A lawsuit against Donald Trump was issued by Eddy Grant over the use of his 1983 ear worm “Electric Avenue”. Trump utilized the song in an online ad for his 2020 presidential campaign the featured a cartoon version of Joe Biden as an old-fashioned train conductor.
In response to the lawsuit Trump argued that his use of the song was copyright fair use.
“The purpose of the Animation is not to disseminate the Song or to supplant sales of the original Song,” stated a motion to dismiss. “Here, a reasonable observer would perceive that the Animation uses the Song for a comedic, political purpose — a different and transformed purpose from that of the original Song.”

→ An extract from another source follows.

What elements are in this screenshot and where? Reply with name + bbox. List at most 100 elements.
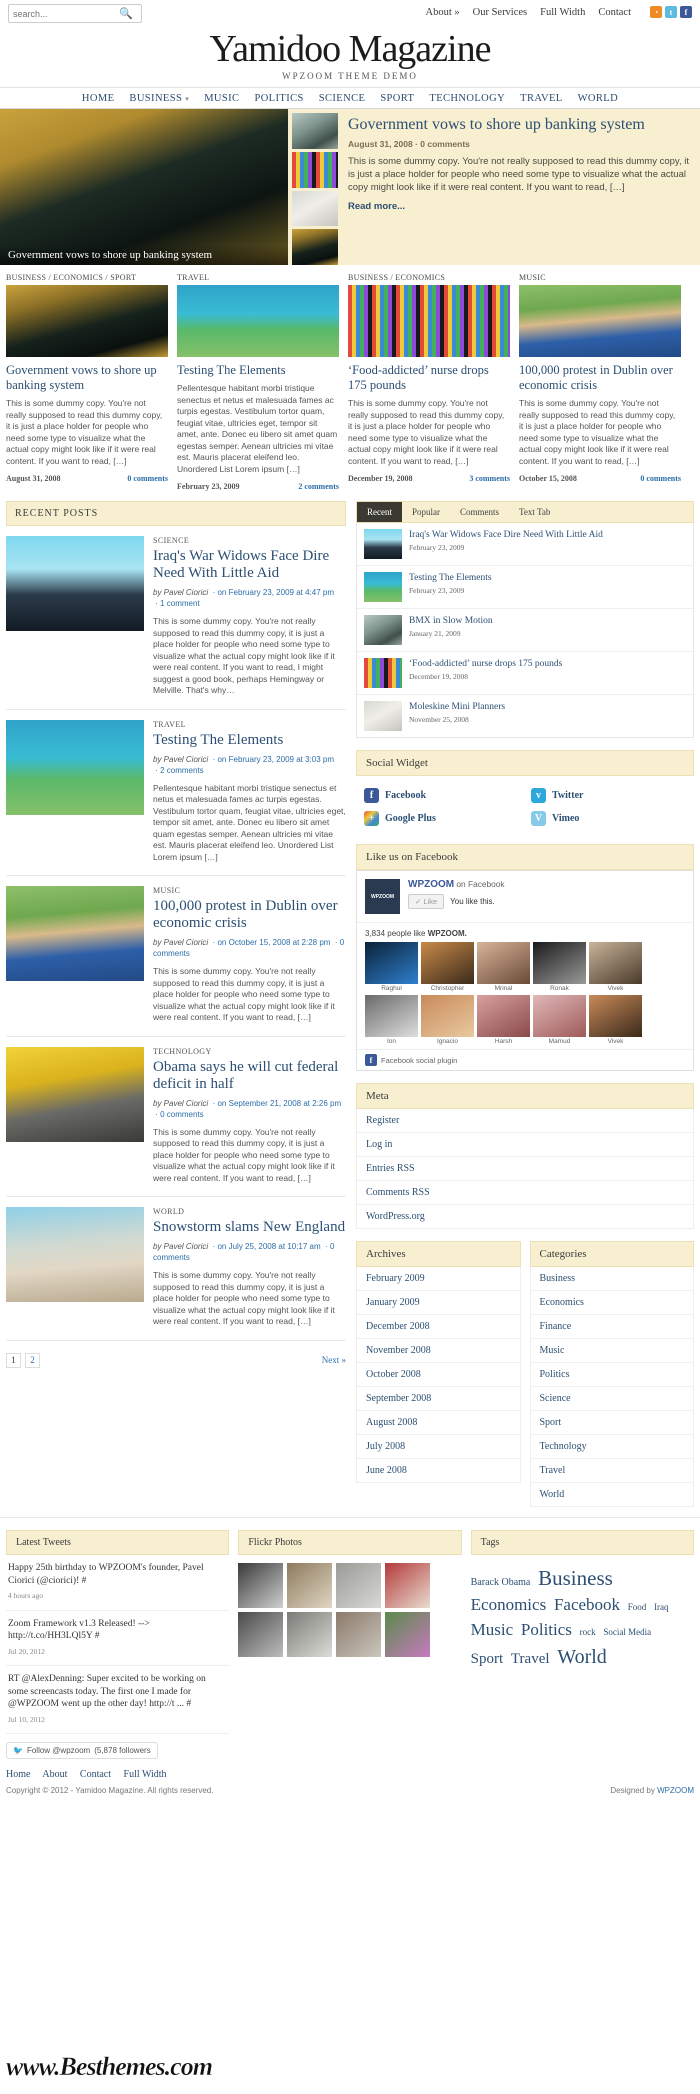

New York federal judge John Koeltl ruled on the case today in favor of Grant, characterizing the ad as “wholesale copying of music to accompany a political campaign ad.”
Trump’s argument “misapprehends the focus of the transformative use inquiry,” he writes. “While it is true that the animation is partisan political commentary and the song apparently is not, the inquiry does not focus exclusively on the character of the animation; rather, it focuses on the character of the animation’s use of Grant’s song.”
Koeltl called on the precedent set by a recent appellate decision over Andy Warhol art that provides guidance that “where a secondary work does not obviously comment on or relate back to the original or use the original for a purpose other than that for which it was created, the bare assertion of a ‘higher or different artistic use,’ is insufficient to render a work transformative.”